EL SABOR DE LA PERSEVERANCIA Y EL ÉXITO FAMILIAR
Liliane, tu historia comienza en Minas Gerais, pasa por Portugal y echa raíces en Mérida. ¿Cómo fue ese viaje vital y qué te enamoró de nuestra tierra?
– Mi aventura en Europa empezó en 2003 cuando viajé a Portugal. Mi motivación no era hacer fortuna, sino ofrecer a mi hija Ana Luísa, que entonces era un bebé, una vida segura y oportunidades de futuro. Allí construí mi vida muchos años, pero hace seis decidimos venir a Mérida para estar más cerca de mi marido, que ya trabajaba en España. Al principio el idioma fue un reto, pero la gente me acogió con muchísimo cariño. Me enamoró la calidad de vida de Extremadura, su tranquilidad y ese ambiente humano donde las personas aún se conocen y se apoyan.
Tienes formación como contable, pero decidiste dar el salto al emprendimiento en el sector hostelero. ¿Cómo nació vuestro primer proyecto?
– Siempre me han gustado los números y la gestión, y me considero una persona creativa a la que le gusta tomar decisiones. Las barreras del idioma me cerraron algunas puertas laborales, pero decidí transformar esa dificultad en una oportunidad. Junto a mi hija Ana Luísa, y gracias al apoyo y asesoramiento de UCETA, creamos una cooperativa y nos hicimos cargo de un bar cafetería.
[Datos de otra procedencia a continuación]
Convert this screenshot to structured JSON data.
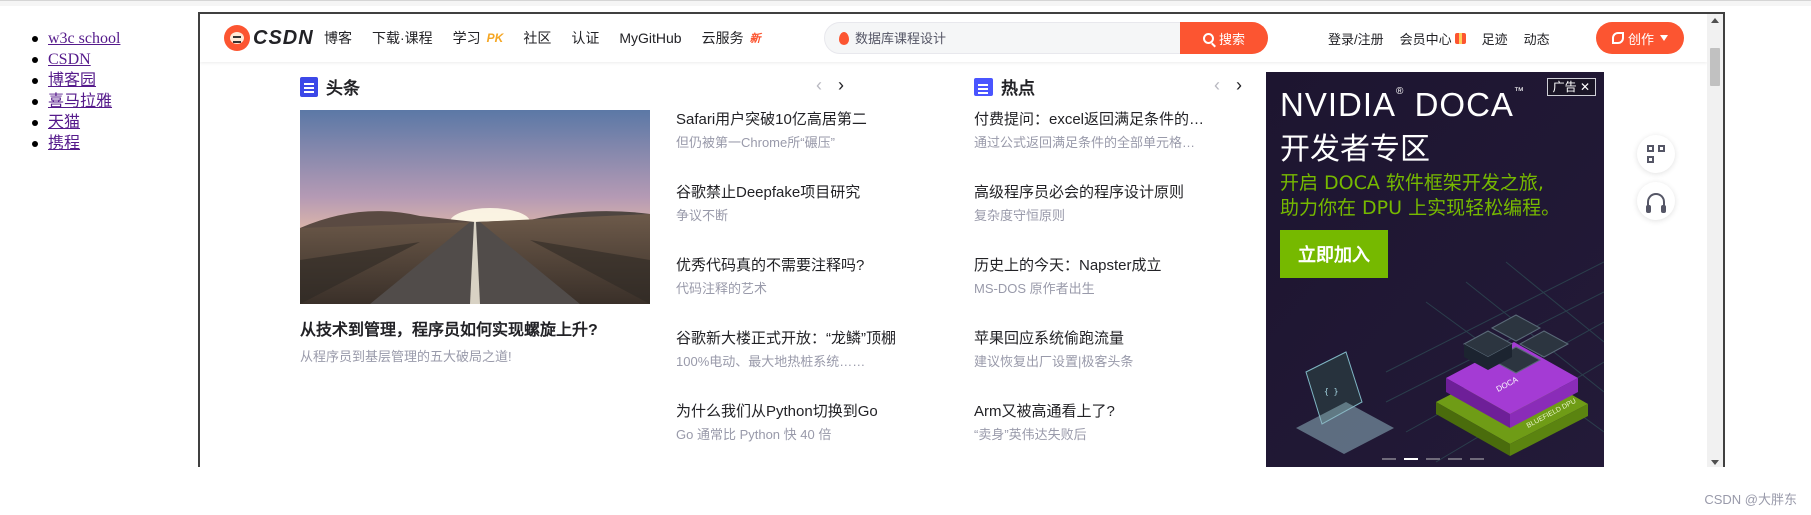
{
  "outer_links": [
    "w3c school",
    "CSDN",
    "博客园",
    "喜马拉雅",
    "天猫",
    "携程"
  ],
  "watermark": "CSDN @大胖东",
  "toolbar": {
    "logo_text": "CSDN",
    "nav": [
      {
        "label": "博客",
        "badge": ""
      },
      {
        "label": "下载·课程",
        "badge": ""
      },
      {
        "label": "学习",
        "badge": "PK"
      },
      {
        "label": "社区",
        "badge": ""
      },
      {
        "label": "认证",
        "badge": ""
      },
      {
        "label": "MyGitHub",
        "badge": ""
      },
      {
        "label": "云服务",
        "badge": "新"
      }
    ],
    "search_placeholder": "数据库课程设计",
    "search_button": "搜索",
    "right": [
      "登录/注册",
      "会员中心",
      "足迹",
      "动态"
    ],
    "create_button": "创作"
  },
  "headline": {
    "section_title": "头条",
    "hero": {
      "title": "从技术到管理，程序员如何实现螺旋上升?",
      "subtitle": "从程序员到基层管理的五大破局之道!"
    },
    "items": [
      {
        "title": "Safari用户突破10亿高居第二",
        "sub": "但仍被第一Chrome所“碾压”"
      },
      {
        "title": "谷歌禁止Deepfake项目研究",
        "sub": "争议不断"
      },
      {
        "title": "优秀代码真的不需要注释吗?",
        "sub": "代码注释的艺术"
      },
      {
        "title": "谷歌新大楼正式开放：“龙鳞”顶棚",
        "sub": "100%电动、最大地热桩系统……"
      },
      {
        "title": "为什么我们从Python切换到Go",
        "sub": "Go 通常比 Python 快 40 倍"
      }
    ]
  },
  "hot": {
    "section_title": "热点",
    "items": [
      {
        "title": "付费提问：excel返回满足条件的…",
        "sub": "通过公式返回满足条件的全部单元格…"
      },
      {
        "title": "高级程序员必会的程序设计原则",
        "sub": "复杂度守恒原则"
      },
      {
        "title": "历史上的今天：Napster成立",
        "sub": "MS-DOS 原作者出生"
      },
      {
        "title": "苹果回应系统偷跑流量",
        "sub": "建议恢复出厂设置|极客头条"
      },
      {
        "title": "Arm又被高通看上了?",
        "sub": "“卖身”英伟达失败后"
      }
    ]
  },
  "ad": {
    "tag": "广告",
    "brand": "NVIDIA",
    "brand_mark": "®",
    "product": "DOCA",
    "product_mark": "™",
    "zone": "开发者专区",
    "line1": "开启 DOCA 软件框架开发之旅,",
    "line2": "助力你在 DPU 上实现轻松编程。",
    "cta": "立即加入",
    "chip_label": "DOCA",
    "board_label": "BLUEFIELD DPU",
    "slides": 5,
    "active_slide": 2,
    "colors": {
      "background": "#1a1526",
      "accent": "#76b900",
      "chip": "#a43bd4"
    }
  },
  "colors": {
    "brand": "#fc5531",
    "link_visited": "#551a8b",
    "text": "#222226",
    "muted": "#999aaa"
  }
}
Nuestra idea era aportar algo diferente: compartir nuestra cultura y acercar la gastronomía brasileña a Mérida con recetas tradicionales, productos frescos y mucho amor.
… Mi mayor logro no es el éxito económico, sino haber convertido los obstáculos en oportunidades…
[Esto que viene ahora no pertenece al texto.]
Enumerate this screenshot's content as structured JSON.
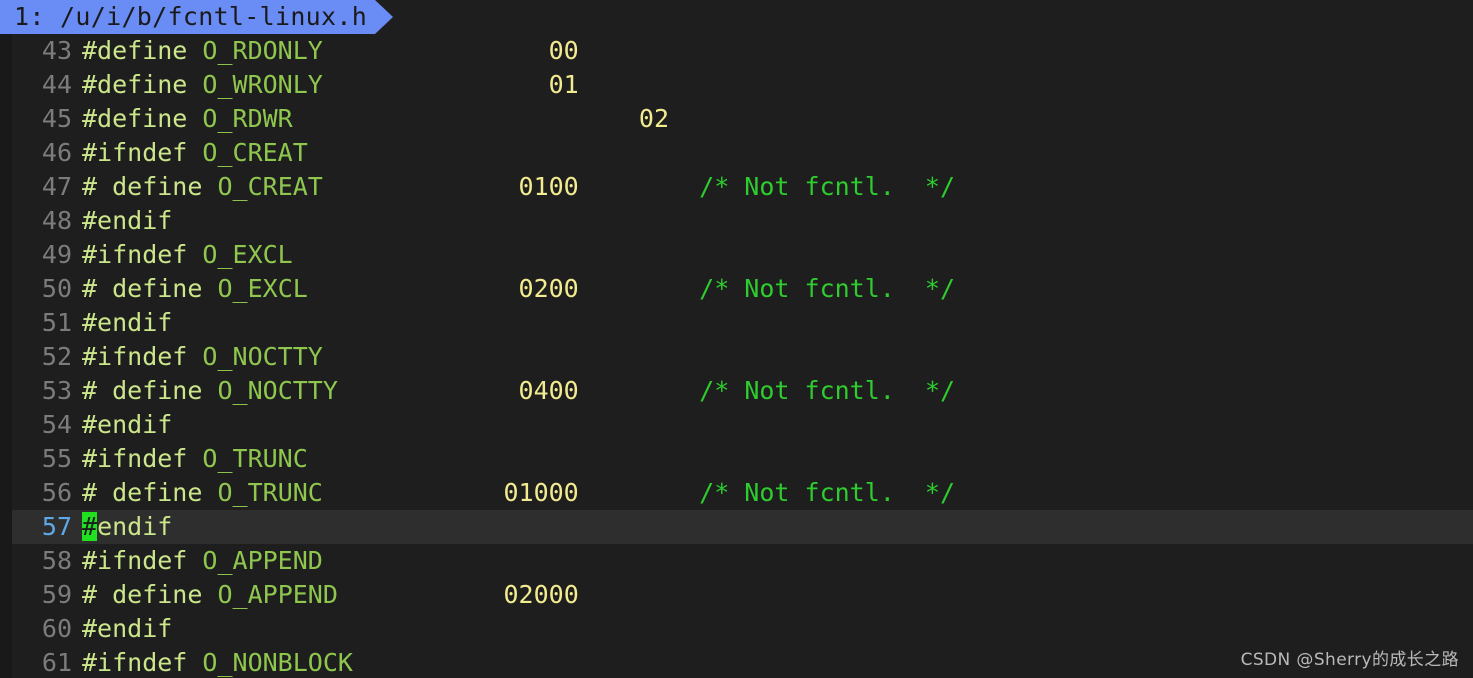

Introducir una gastronomía diferente siempre es un reto. ¿Cómo fue la respuesta de los emeritenses al probar vuestra propuesta?
– Los inicios exigieron mucha paciencia y dedicación. El mayor desafío fue precisamente conseguir que la gente se animara a probar sabores nuevos, ya que al principio siempre existe cierta resistencia a lo desconocido. Sin embargo, a base de trabajo constante, fuimos ganándonos la confianza de los clientes. Con el tiempo, hemos comprobado que Mérida es una ciudad cada vez más abierta a nuevas experiencias. Hoy me llena de orgullo ver cómo disfrutan de platos que hace unos años les resultaban completamente ajenos.
Ese espíritu emprendedor no descansa, y este verano viene cargado de grandes inauguraciones. ¿Qué nuevos proyectos acaban de ver la luz?
– ¡Así es, seguimos creciendo! El pasado 12 de junio inauguramos Sabor Lusitano, dentro de las instalaciones de la piscina de Esparragalejo, un restaurante que abro junto a mi socia lisboeta, Ana Rita, para que los extremeños puedan disfrutar de la auténtica comida tradicional portuguesa sin cruzar la frontera. Y la aventura familiar no se detiene: este mismo mes de julio, mi hija Ana Luísa inaugura «Cachotarta» en C/. Félix Valverde Lillo, 18 de Mérida, un proyecto maravilloso dedicado a los helados, tartas y dulces artesanales.
Al mirar hacia atrás y ver todo lo que habéis construido, ¿cuál consideras que es tu mayor éxito y a quién dedicas todo este esfuerzo?
– Mi mayor logro no es el éxito económico, sino haber convertido los obstáculos en oportunidades y, sobre todo, ver a mi hija convertirse también en emprendedora; el sueño de darle un futuro mejor se ha cumplido con creces. El triunfo se lo dedico a mi esposo, Rafael País, por ser mi apoyo diario y apostar por mis sueños. También a Portugal y a Extremadura por su acogida. Y, por encima de todo, le doy gracias a Dios por sostenerme en los días difíciles y acompañarme en cada paso de este camino.